Every culture lives in a state of duality, whether it’s past versus present, left versus right or some other ying yang. But few places have a physical barrier marking the binary like the border city of Tijuana, Mexico, where life, love and culture literally straddle a wall. This is where the sounds of the Nortec Collective, and its major players Bostich + Fussible, were born.
“This is a group that represents a region that is neither Mexico or the United States,” says Edward Olivos, an associate professor specializing in bilingual education and bicultural parent involvement at the UO Department of Education Studies. Olivos, originally from San Diego — another border town, was key in bringing the Grammy-nominated Bostich + Fussible to the McDonald Theatre Nov. 23, in effect introducing the town to Mexitrónica. Mexitrónica essentially combines regional Mexican music with electronica — think the baja sexto, trumpet, accordion and synthesizers.

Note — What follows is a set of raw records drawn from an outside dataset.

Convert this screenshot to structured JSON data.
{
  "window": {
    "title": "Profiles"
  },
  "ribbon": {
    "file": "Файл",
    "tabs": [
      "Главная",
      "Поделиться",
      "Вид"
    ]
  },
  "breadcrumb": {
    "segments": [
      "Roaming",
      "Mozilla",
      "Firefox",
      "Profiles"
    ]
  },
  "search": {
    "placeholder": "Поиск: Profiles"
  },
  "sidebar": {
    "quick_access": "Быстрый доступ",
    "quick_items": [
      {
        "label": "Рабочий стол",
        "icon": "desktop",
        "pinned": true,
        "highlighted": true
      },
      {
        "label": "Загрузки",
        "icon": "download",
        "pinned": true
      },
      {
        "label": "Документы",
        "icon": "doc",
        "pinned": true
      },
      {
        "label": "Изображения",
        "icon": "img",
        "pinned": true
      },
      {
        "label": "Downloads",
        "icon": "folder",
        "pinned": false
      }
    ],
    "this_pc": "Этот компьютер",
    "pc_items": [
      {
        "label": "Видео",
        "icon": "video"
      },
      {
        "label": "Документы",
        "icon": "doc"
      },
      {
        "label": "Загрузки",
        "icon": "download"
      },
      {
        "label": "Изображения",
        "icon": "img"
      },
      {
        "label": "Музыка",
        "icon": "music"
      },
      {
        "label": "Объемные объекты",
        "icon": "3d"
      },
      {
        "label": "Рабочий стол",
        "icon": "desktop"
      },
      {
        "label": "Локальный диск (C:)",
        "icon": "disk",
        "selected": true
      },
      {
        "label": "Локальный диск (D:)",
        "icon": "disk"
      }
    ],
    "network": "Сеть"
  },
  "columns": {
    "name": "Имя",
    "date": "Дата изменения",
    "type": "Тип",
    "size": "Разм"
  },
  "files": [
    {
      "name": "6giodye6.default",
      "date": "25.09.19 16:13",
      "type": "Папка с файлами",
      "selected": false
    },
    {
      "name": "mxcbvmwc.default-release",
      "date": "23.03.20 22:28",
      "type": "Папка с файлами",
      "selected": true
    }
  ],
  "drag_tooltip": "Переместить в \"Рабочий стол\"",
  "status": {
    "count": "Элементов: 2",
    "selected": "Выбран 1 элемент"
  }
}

Olivos wanted to bring Bostich + Fussible, or electronic producers Ramón Amor Amezcua Sánchez and Pepe Mogt, for their first Pacific Northwest performance to introduce the University of Oregon and surrounding areas to contemporary Mexican music. “When I came to Eugene, I felt like I went back to the 1970s or so,” Olivos says of the local Latino music scene. While folkloric dance music and mariachi are important, he says, there “really is a broad spectrum of Mexican music.”
Bostich + Fussible were first introduced to the electronic genre in the 1980s with pioneers like Kraftwerk, Cabaret Voltaire and The Human League, Mogt says, before cutting their teeth on drum machines and synthesizers. They fused these techno sounds with norteño — a genre of traditional Mexican music; the word nortec is the combination of norteño and techno.
With them, the duo brings the documentary Tijuana: Sonidos del Nortec, which delves into the backstory of Tijuana’s Nortec Collective — the expansive group of musicians, artists and auteurs that spawned Bostich + Fussible — and what it’s like to create art and write music in such a polarizing political hotspot. The doc will have a free public screening, followed by a Q&A with Bostich + Fussible, the night before the concert.
Of creativity at the border, Mogt says that “most artists reflect that in their work,” and that “living here, the influence of both sides of the border is very noticeable.” To sum it up in the most fundamental way, it may be best to look at Mogt’s hit song “Tijuana Makes Me Happy”: “Some people call it the happiest place on Earth / Others say it’s a dangerous place / It has been the city of sin / But you know I don’t care / What I care about is to see you again.”
The hour-long documentary was so popular in its home country, Olivos says, that it was televised nationally. The world has also taken notice: The pair has been featured in books such as Paso del Nortec: This is Tijuana and Nor-tec Rifa!: Electronic Dance Music from Tijuana to the World, and the Mexitrónica music movement, with Bostich + Fussible at the helm, has garnered an international following in Latin American, Europe, Japan and California. Olivos remembers hearing Bostich + Fussible on the radio when he lived in San Diego.
Olivos hopes that the event opens up the community to contemporary Latino culture. “Oregon is really a different space as far as Latino music,” he says. “If we had done this in San Diego, it would have been sold out in a day.”
The free public screening of Tijuana: Sonidos del Nortec will start at 6 pm Friday, Nov. 22, in the auditorium of the Global Scholars Hall on the UO campus. Bostich + Fussible play 8 pm Saturday, Nov. 23, at the McDonald Theatre; $10 adv., $15 door.